13. A laser capture microdissection system comprising:

a cap configured to adhere to target cells from a tissue sample when exposed to UV light and IR light; and

a microscopy apparatus comprising a microscope comprising a stage configured to hold the tissue sample and the cap, a UV laser assembly configured to emit a UV laser beam to a viewing area of the tissue sample, and an IR laser assembly configured to emit an IR laser beam to the viewing area of the tissue sample, the UV and IR laser assemblies being oriented so as to emit the respective UV and IR laser beams in a same direction.

14. The laser capture microdissection system of claim 13, wherein the UV laser assembly comprises a UV mirror configured to change a direction of the UV laser beam.

15. The laser capture microdissection system of claim 14, wherein the IR laser assembly comprises an IR mirror configured to change a direction of the IR laser beam.

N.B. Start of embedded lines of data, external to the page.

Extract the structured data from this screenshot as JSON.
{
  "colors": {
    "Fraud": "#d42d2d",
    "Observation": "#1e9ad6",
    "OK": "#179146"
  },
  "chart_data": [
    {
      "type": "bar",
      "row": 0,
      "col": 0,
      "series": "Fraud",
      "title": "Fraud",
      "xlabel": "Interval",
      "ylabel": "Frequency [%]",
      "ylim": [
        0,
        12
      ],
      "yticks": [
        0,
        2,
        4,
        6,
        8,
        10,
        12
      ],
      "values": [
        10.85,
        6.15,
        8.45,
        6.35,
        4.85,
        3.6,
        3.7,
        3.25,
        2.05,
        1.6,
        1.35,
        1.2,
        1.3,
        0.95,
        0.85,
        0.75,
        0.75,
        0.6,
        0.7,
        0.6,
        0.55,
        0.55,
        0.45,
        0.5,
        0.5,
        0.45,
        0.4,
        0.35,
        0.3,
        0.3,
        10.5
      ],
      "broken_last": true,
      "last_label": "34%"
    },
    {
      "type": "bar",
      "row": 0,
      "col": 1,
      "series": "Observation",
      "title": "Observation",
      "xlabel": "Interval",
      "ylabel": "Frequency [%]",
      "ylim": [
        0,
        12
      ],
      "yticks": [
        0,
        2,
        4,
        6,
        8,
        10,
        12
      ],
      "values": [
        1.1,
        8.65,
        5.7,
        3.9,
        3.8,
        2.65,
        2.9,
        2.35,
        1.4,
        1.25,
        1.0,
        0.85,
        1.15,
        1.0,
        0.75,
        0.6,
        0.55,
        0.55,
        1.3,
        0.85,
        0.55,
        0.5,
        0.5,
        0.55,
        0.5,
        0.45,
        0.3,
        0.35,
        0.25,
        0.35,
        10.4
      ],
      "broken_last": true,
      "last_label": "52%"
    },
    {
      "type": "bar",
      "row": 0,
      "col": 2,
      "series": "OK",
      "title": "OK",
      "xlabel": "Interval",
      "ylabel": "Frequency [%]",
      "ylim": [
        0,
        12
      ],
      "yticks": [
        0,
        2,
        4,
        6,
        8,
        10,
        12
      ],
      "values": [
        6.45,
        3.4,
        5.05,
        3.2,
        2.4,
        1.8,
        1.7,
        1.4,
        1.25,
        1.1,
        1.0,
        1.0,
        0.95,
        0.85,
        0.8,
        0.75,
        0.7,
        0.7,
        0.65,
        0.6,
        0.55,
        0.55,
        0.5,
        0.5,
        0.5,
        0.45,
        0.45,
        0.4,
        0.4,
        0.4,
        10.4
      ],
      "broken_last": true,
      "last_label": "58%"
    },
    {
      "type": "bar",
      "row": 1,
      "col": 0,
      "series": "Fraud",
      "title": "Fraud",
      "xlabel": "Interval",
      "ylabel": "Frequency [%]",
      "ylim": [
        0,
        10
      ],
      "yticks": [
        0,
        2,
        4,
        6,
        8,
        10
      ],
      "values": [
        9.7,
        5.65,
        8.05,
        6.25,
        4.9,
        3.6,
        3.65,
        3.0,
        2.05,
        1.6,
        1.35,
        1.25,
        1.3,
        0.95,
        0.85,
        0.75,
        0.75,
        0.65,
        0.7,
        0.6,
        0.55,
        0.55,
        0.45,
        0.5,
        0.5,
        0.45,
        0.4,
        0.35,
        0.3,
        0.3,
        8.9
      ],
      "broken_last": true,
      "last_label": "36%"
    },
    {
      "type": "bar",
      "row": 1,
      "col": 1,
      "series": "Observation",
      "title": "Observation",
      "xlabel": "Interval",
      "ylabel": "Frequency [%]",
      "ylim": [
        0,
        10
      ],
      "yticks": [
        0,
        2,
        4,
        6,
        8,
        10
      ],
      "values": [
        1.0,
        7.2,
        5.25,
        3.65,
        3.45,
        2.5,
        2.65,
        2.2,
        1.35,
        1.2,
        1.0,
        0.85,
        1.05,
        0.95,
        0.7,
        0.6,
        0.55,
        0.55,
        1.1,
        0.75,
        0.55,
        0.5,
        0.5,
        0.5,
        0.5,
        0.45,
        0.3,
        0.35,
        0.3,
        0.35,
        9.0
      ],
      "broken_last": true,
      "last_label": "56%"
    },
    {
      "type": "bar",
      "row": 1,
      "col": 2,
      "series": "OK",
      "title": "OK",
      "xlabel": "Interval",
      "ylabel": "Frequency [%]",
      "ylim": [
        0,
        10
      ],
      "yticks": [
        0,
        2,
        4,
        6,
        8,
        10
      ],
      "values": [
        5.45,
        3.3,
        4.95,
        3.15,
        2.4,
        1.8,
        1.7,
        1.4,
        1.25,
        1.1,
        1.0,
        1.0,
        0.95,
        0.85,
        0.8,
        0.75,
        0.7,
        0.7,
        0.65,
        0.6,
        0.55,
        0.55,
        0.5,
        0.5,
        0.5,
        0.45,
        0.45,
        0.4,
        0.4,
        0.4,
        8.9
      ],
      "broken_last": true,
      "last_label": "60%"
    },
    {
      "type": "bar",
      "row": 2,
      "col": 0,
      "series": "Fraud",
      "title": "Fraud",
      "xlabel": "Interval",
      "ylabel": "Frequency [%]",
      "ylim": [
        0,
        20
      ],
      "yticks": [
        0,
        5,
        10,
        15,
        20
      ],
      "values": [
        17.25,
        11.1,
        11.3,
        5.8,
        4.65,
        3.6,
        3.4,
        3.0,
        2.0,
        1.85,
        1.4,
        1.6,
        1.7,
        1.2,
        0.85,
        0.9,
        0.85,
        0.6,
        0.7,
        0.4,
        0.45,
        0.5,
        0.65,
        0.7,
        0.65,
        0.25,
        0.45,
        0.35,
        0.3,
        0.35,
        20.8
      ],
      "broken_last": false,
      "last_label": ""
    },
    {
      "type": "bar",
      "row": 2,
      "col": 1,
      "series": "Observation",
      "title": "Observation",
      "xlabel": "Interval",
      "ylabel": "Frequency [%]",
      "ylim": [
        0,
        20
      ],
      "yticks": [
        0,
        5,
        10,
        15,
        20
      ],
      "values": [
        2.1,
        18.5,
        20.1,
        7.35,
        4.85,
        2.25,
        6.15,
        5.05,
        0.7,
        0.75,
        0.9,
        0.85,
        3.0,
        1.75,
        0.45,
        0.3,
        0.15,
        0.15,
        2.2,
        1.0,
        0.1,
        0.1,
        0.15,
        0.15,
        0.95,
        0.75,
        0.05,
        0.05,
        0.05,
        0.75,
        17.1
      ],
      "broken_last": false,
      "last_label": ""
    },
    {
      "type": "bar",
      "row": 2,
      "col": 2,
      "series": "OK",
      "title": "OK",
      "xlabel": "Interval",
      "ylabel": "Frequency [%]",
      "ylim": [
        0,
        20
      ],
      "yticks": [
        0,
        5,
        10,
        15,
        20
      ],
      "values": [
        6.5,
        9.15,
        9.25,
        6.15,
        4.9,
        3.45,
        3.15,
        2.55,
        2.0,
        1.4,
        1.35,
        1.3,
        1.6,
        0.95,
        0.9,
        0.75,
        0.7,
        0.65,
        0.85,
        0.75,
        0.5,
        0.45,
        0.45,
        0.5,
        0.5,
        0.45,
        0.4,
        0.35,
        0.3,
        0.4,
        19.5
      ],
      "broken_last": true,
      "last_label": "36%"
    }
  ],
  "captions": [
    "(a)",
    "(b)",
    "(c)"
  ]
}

16. A method of removing target cells from a tissue sample, the method comprising:

loading a tissue sample onto a stage of a microscope;

selecting the target cells to be removed from the tissue sample;

placing a cap on the tissue sample, wherein the cap is configured to adhere to the target cells from the tissue sample when exposed to both the UV light and IR light;

emitting a UV laser beam from a UV laser assembly to a viewing area of the tissue sample;

emitting an IR laser beam from an IR laser assembly to the viewing area of the tissue sample; and

removing the cap with the target cells adhered to the cap from a remainder of the tissue sample.

17. The method of claim 16, further comprising changing a direction of the UV laser beam with a UV mirror of the UV laser assembly.

18. The method of claim 17, further comprising changing a direction of the IR laser beam with an IR mirror of the IR laser assembly.